With a large following on Instagram, Toll Gate Revival’s carefully selected pieces attracted visitors to the open houses by the hundreds, and Hunter felt he should open a full-time location. Now, two years after opening his North Side studio, Toll Gate Revival opened in Lower Lawrenceville on October 15th.
“This isn’t a traditional antique shop by any means,” says Hunter who refers to his products as American Vintage. The rustic space feels like a cross between a hunting lodge and industrial loft, thoughtfully decorated with pieces that Hunter has found on his various picking expeditions across the state. The only piece in the store he won’t part with is one of his favorite picks—a large, worn black leather Chesterfield sofa in the middle of the store. “That’s my baby,” Hunter says.
Visitors won’t have a problem finding something else that catches their eye. From taxidermied moose heads to antique metal signs, Hunter’s eye for the unique and timeless is evidenced in his inventory, and in the minimal restoration that gives pieces new life while preserving their history.
Antique farming tools and aging globes grace old coffee tables. A large industrial metal locker basket in the corner that looks like it came straight off an interior design blog was an unappealing peach color when he came across it. “I wire brushed it down to the metal,” Hunter says.
The store also offers interior design services. “We work with a lot of designers, shops and retail spaces to help find them pieces to create an eclectic decor.

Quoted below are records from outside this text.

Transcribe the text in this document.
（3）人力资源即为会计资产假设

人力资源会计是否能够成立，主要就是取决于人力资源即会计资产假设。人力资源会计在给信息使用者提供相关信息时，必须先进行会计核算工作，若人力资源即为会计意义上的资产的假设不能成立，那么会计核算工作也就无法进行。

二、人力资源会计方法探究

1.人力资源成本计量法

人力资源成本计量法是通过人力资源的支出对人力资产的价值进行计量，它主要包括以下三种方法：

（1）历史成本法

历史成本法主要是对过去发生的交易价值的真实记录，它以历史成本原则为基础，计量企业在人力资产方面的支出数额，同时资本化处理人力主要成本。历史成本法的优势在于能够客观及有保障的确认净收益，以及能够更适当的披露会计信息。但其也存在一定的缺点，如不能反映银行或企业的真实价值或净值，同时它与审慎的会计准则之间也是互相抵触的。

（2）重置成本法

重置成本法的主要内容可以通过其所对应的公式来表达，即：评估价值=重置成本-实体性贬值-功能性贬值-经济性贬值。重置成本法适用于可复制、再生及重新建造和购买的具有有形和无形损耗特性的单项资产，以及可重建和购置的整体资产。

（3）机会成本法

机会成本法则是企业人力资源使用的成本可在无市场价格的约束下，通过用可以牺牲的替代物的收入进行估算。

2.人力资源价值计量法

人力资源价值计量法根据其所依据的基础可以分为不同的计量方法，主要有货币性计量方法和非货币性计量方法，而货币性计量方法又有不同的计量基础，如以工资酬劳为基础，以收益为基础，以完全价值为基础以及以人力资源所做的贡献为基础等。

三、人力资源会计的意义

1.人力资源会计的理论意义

If someone’s looking for a particular piece, we can hunt it down or design an entire space for you,” Hunter says.
Hunter enlists the help of local crafter John Malecki to build one-of-a-kind items out of reclaimed materials found on picking trips, including barn wood tables, shelves and consoles.
“You can expect that every time you come in here you’ll find something different,” Hunter says. “My inventory is always changing; there’s a lot of turnover when I’m out picking.”